Turnout in California’s recent primary election was abysmal: the secretary of state is reporting that 21.5 percent of registered voters participated. This report doesn’t include many ballots yet to be counted but, according to educated guesses, those ballots won’t push turnout over 23 percent. This would be a record low for California.
Should we blame California’s new “top two” primary for this sad state of affairs? After all, turnout has been pretty low in both of the top-two primary elections California has had so far. Surely it’s part of the story?
This is an explanation in search of a theory. There is no clear reason why California’s new system would discourage people from voting. Many voters probably don’t even remember that we have a top-two system until they look at their ballot. When I examined this issue in a recent PPIC report, I found little evidence that open primaries affect turnout one way or the other. We can’t credit the top-two, but we can’t blame it, either.
The ups and downs of statewide turnout are driven by top-of-the-ticket competition: president, U.S. Senate, governor, and initiatives. An interesting race in one U.S. House, state assembly, or state senate district is going to engage only the voters in that district—often only a fraction of them.
For better or worse, top-of-the-ticket competition has been in short supply of late. In 2012, the presidential primary season was basically over by the time California had its primary, and Dianne Feinstein’s reelection to the U.S. Senate that year was all but a foregone conclusion. This time around, there is no presidential contest and no U.S. Senate race, and the gubernatorial contest has yet to catch fire. On top of all that, statewide citizen initiatives are now banned from the primary ballot. The legislature can place its own measures on the primary ballot (and did so in 2014), but these often lack the hot-button excitement of a citizen initiative campaign.
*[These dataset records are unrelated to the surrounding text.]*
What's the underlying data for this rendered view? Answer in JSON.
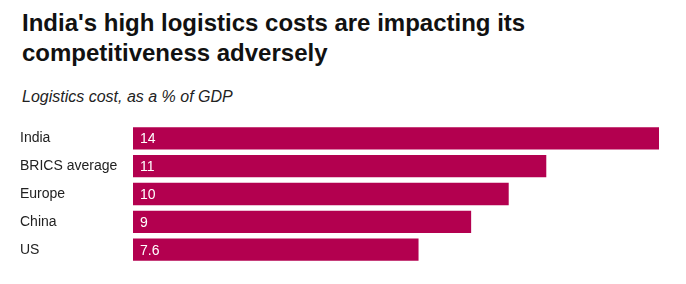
{
  "chart_data": {
    "type": "bar",
    "orientation": "horizontal",
    "title": "India's high logistics costs are impacting its competitiveness adversely",
    "subtitle": "Logistics cost, as a % of GDP",
    "categories": [
      "India",
      "BRICS average",
      "Europe",
      "China",
      "US"
    ],
    "values": [
      14,
      11,
      10,
      9,
      7.6
    ],
    "color": "#b3004f",
    "xlim": [
      0,
      14
    ],
    "grid": false,
    "data_labels": true,
    "tick_labels": "y"
  }
}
California does need to think seriously about how to improve primary turnout, which has been declining for decades. But we can’t pin this primary’s low participate rate on the top-two system. It was a predictable result of the statewide campaigns offered to voters. We had one of the highest primary turnouts on record in February 2008, when both the Republicans and Democrats had competitive presidential primaries and California had a say in deciding the outcome. If we get more competition in 2016 or 2018, we’ll probably see a different outcome than we did last week.